I turn back to the President. ‘And this is what you’re going to announce in the State of the Union in two weeks’ time?’

‘Thirteen days’ time. Alongside a roadmap to a lasting Middle East peace settlement.’

I don’t know whether this is genius or insanity, but I can see that his call for a peace conference to which the world will be invited, where religious leaders will have seats around the table, will threaten the trillion-dollar revenue streams of our military-industrial-intelligence complex as well as the power base of local, state and federal politicians.

When I stand, the blood rushes from my head to my feet. The walls of the Oval Office close in on me. Did I give up a career in clinical practice for this? Reuben and I have a lot of history. Maybe I should have left it there.

‘Mr President?’

He’s scanning a memo Reuben just passed him. He lifts his head. The light glints on his reading glasses.

‘In the dream, you were standing at a lectern. You said you could recall every last detail of it, down to the condensation on the glass.’

Thompson twists in his chair, suddenly wary. Reuben flashes me a warning glance.

‘Can you describe what else was on the lectern, sir?’

He regards me over the top of his eyeglasses. ‘The usual things.’
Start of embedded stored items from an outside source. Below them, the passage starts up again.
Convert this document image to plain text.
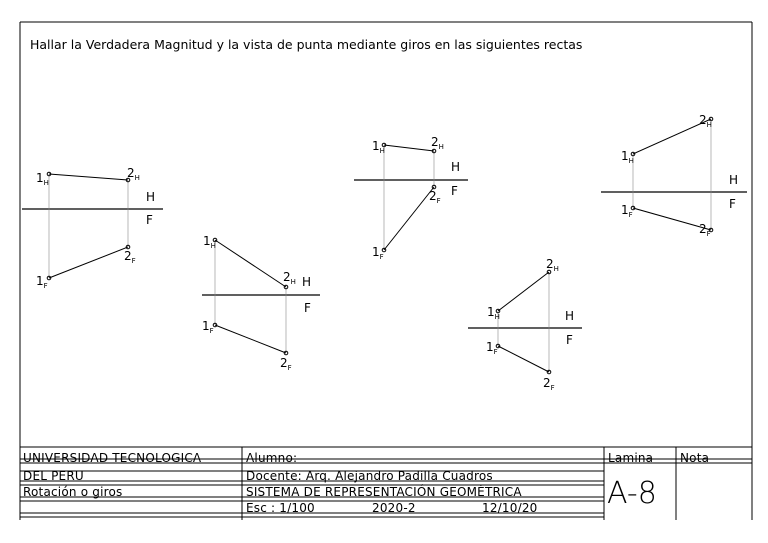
Hallar la Verdadera Magnitud y la vista de punta mediante giros en las siguientes rectas
$1_H$
$2_H$
$1_F$
$2_F$
H
F
$1_H$
$2_H$
$1_F$
$2_F$
H
F
$1_H$
$2_H$
$1_F$
$2_F$
H
F
$1_H$
$2_H$
$1_F$
$2_F$
H
F
$1_H$
$2_H$
$1_F$
$2_F$
H
F
UNIVERSIDAD TECNOLOGICA
DEL PERU
Rotación o giros
Alumno:
Docente: Arq. Alejandro Padilla Cuadros
SISTEMA DE REPRESENTACIÓN GEOMÉTRICA
Esc : 1/100	2020-2	12/10/20
Lamina Nota
A-8
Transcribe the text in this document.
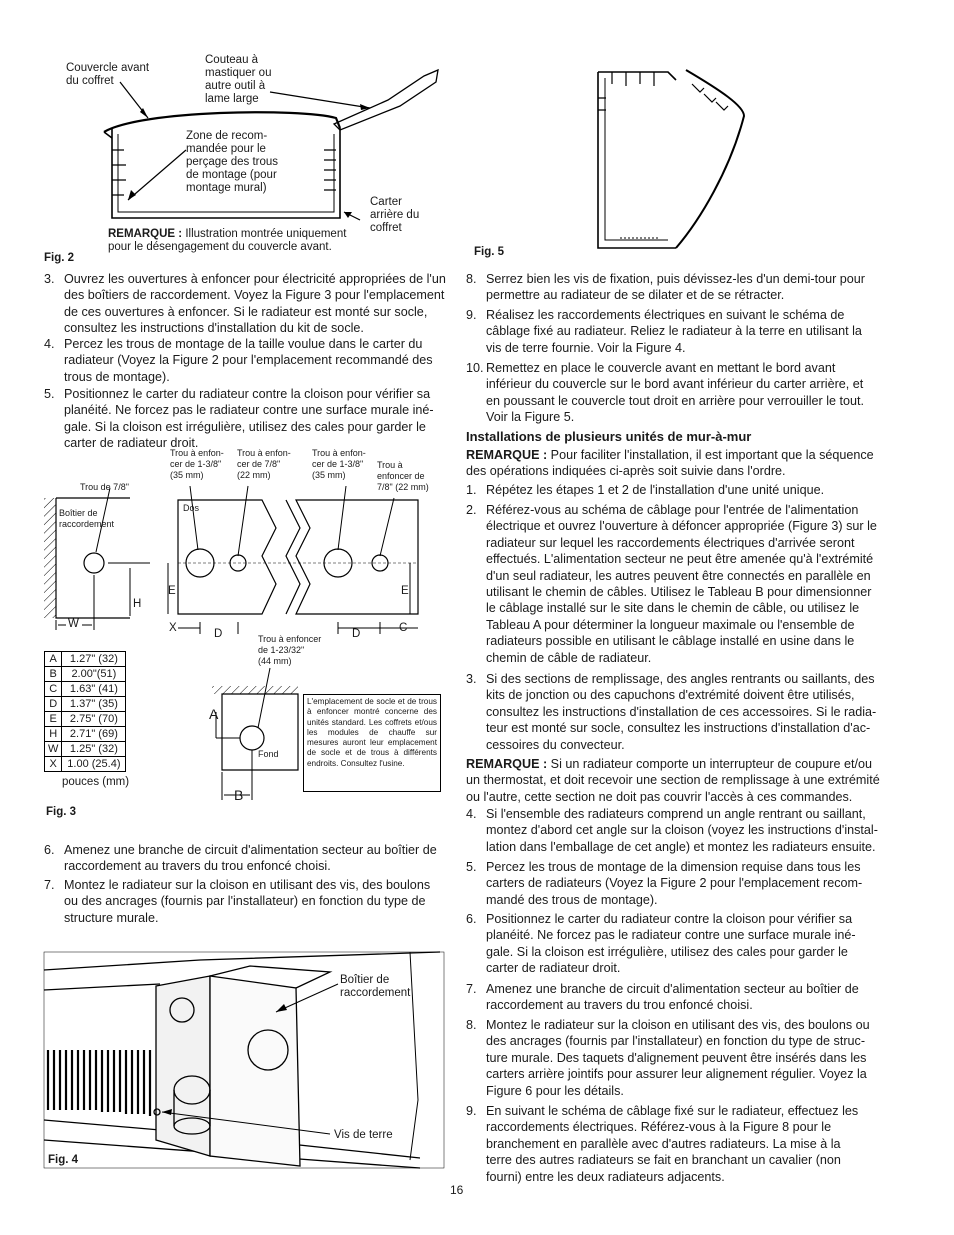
Couvercle avant
du coffret
Couteau à
mastiquer ou
autre outil à
lame large
Zone de recom-
mandée pour le
perçage des trous
de montage (pour
montage mural)
Carter
arrière du
coffret
REMARQUE : Illustration montrée uniquement
pour le désengagement du couvercle avant.
Fig. 2	Fig. 5
3. Ouvrez les ouvertures à enfoncer pour électricité appropriées de l'un
des boîtiers de raccordement. Voyez la Figure 3 pour l'emplacement
de ces ouvertures à enfoncer. Si le radiateur est monté sur socle,
consultez les instructions d'installation du kit de socle.
4. Percez les trous de montage de la taille voulue dans le carter du
radiateur (Voyez la Figure 2 pour l'emplacement recommandé des
trous de montage).
5. Positionnez le carter du radiateur contre la cloison pour vérifier sa
planéité. Ne forcez pas le radiateur contre une surface murale iné-
gale. Si la cloison est irrégulière, utilisez des cales pour garder le
carter de radiateur droit.
Trou de 7/8"
Boîtier de
raccordement
Dos
Trou à enfon-
cer de 1-3/8"
(35 mm)
Trou à enfon-
cer de 7/8"
(22 mm)
Trou à enfon-
cer de 1-3/8"
(35 mm)
Trou à
enfoncer de
7/8" (22 mm)
Trou à enfoncer
de 1-23/32"
(44 mm)
Fond
W
H
X	D	D
E	E
C
A
B
A	1.27" (32)
B	2.00"(51)
C	1.63" (41)
D	1.37" (35)
E	2.75" (70)
H	2.71" (69)
W	1.25" (32)
X	1.00 (25.4)
pouces (mm)
L'emplacement de socle et de trous à enfoncer montré concerne des unités standard. Les coffrets et/ous les modules de chauffe sur mesures auront leur emplacement de socle et de trous à différents endroits. Consultez l'usine.
Fig. 3
6. Amenez une branche de circuit d'alimentation secteur au boîtier de
raccordement au travers du trou enfoncé choisi.
7. Montez le radiateur sur la cloison en utilisant des vis, des boulons
ou des ancrages (fournis par l'installateur) en fonction du type de
structure murale.
Boîtier de
raccordement
Vis de terre
Fig. 4
8. Serrez bien les vis de fixation, puis dévissez-les d'un demi-tour pour
permettre au radiateur de se dilater et de se rétracter.
9. Réalisez les raccordements électriques en suivant le schéma de
câblage fixé au radiateur. Reliez le radiateur à la terre en utilisant la
vis de terre fournie. Voir la Figure 4.
10. Remettez en place le couvercle avant en mettant le bord avant
inférieur du couvercle sur le bord avant inférieur du carter arrière, et
en poussant le couvercle tout droit en arrière pour verrouiller le tout.
Voir la Figure 5.
Installations de plusieurs unités de mur-à-mur
REMARQUE : Pour faciliter l'installation, il est important que la séquence
des opérations indiquées ci-après soit suivie dans l'ordre.
1. Répétez les étapes 1 et 2 de l'installation d'une unité unique.
2. Référez-vous au schéma de câblage pour l'entrée de l'alimentation
électrique et ouvrez l'ouverture à défoncer appropriée (Figure 3) sur le
radiateur sur lequel les raccordements électriques d'arrivée seront
effectués. L'alimentation secteur ne peut être amenée qu'à l'extrémité
d'un seul radiateur, les autres peuvent être connectés en parallèle en
utilisant le chemin de câbles. Utilisez le Tableau B pour dimensionner
le câblage installé sur le site dans le chemin de câble, ou utilisez le
Tableau A pour déterminer la longueur maximale ou l'ensemble de
radiateurs possible en utilisant le câblage installé en usine dans le
chemin de câble de radiateur.
3. Si des sections de remplissage, des angles rentrants ou saillants, des
kits de jonction ou des capuchons d'extrémité doivent être utilisés,
consultez les instructions d'installation de ces accessoires. Si le radia-
teur est monté sur socle, consultez les instructions d'installation d'ac-
cessoires du convecteur.
REMARQUE : Si un radiateur comporte un interrupteur de coupure et/ou
un thermostat, et doit recevoir une section de remplissage à une extrémité
ou l'autre, cette section ne doit pas couvrir l'accès à ces commandes.
4. Si l'ensemble des radiateurs comprend un angle rentrant ou saillant,
montez d'abord cet angle sur la cloison (voyez les instructions d'instal-
lation dans l'emballage de cet angle) et montez les radiateurs ensuite.
5. Percez les trous de montage de la dimension requise dans tous les
carters de radiateurs (Voyez la Figure 2 pour l'emplacement recom-
mandé des trous de montage).
6. Positionnez le carter du radiateur contre la cloison pour vérifier sa
planéité. Ne forcez pas le radiateur contre une surface murale iné-
gale. Si la cloison est irrégulière, utilisez des cales pour garder le
carter de radiateur droit.
7. Amenez une branche de circuit d'alimentation secteur au boîtier de
raccordement au travers du trou enfoncé choisi.
8. Montez le radiateur sur la cloison en utilisant des vis, des boulons ou
des ancrages (fournis par l'installateur) en fonction du type de struc-
ture murale. Des taquets d'alignement peuvent être insérés dans les
carters arrière jointifs pour assurer leur alignement régulier. Voyez la
Figure 6 pour les détails.
9. En suivant le schéma de câblage fixé sur le radiateur, effectuez les
raccordements électriques. Référez-vous à la Figure 8 pour le
branchement en parallèle avec d'autres radiateurs. La mise à la
terre des autres radiateurs se fait en branchant un cavalier (non
fourni) entre les deux radiateurs adjacents.
16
‘I’d like you to describe them, please.’

His expression is somewhere between quizzical and irritated. ‘Aside from the glass, a pen. A remote for the projector. And an ink blotter.’ He thinks for a moment longer. ‘Nothing else. That was it.’

‘The blotter, Mr President. Please describe it to me exactly.’

‘It was leather-framed. Dark green.’

‘A presentational, ceremonial kind of thing, to commemorate your speech?’

‘Precisely.’

‘Was the name of the hotel on it?’

‘The logo was clear. It was a hotel conference center.’

‘A conference center in Jerusalem, Mr President?’

I don’t wait for his answer. I just know.

Back in my office, I ask Molly what appointments I have tomorrow that cannot be postponed, switched or canceled.

We work on my schedule for fifteen minutes and finally iron it out. One of the things I love about her is that she never once asks why.

I tell her that I’m going on a trip, it will take a day, and I’ll be on my cellphone. If I’m out of signal, I’ll let her know. I’ll call in on a landline when I can.

‘Doctor Cain?’ She stops me as I turn back to my screen. ‘Special Agent Hart came by twice during your meeting with the President and the Chief of Staff. She wanted to see you. I said that wasn’t possible, but she was most insistent. She …’

Molly searches for the right words, and for once they elude her. She passes me an envelope that’s been lying on top of her out-tray. The handwriting, in black felt pen, is pure Hetta: precise, neat, economical.

‘She said that I should tell you: “Opsec”. Does that make sense?’

I nod. Operational Security. I sit down at my desk and open it.

Been through CCTV with Marty. The break-in wasn’t physical. Believe we have evidence of a second cyber breach. Need to speak with you. Need to speak with Lefortz. Don’t call or text. H.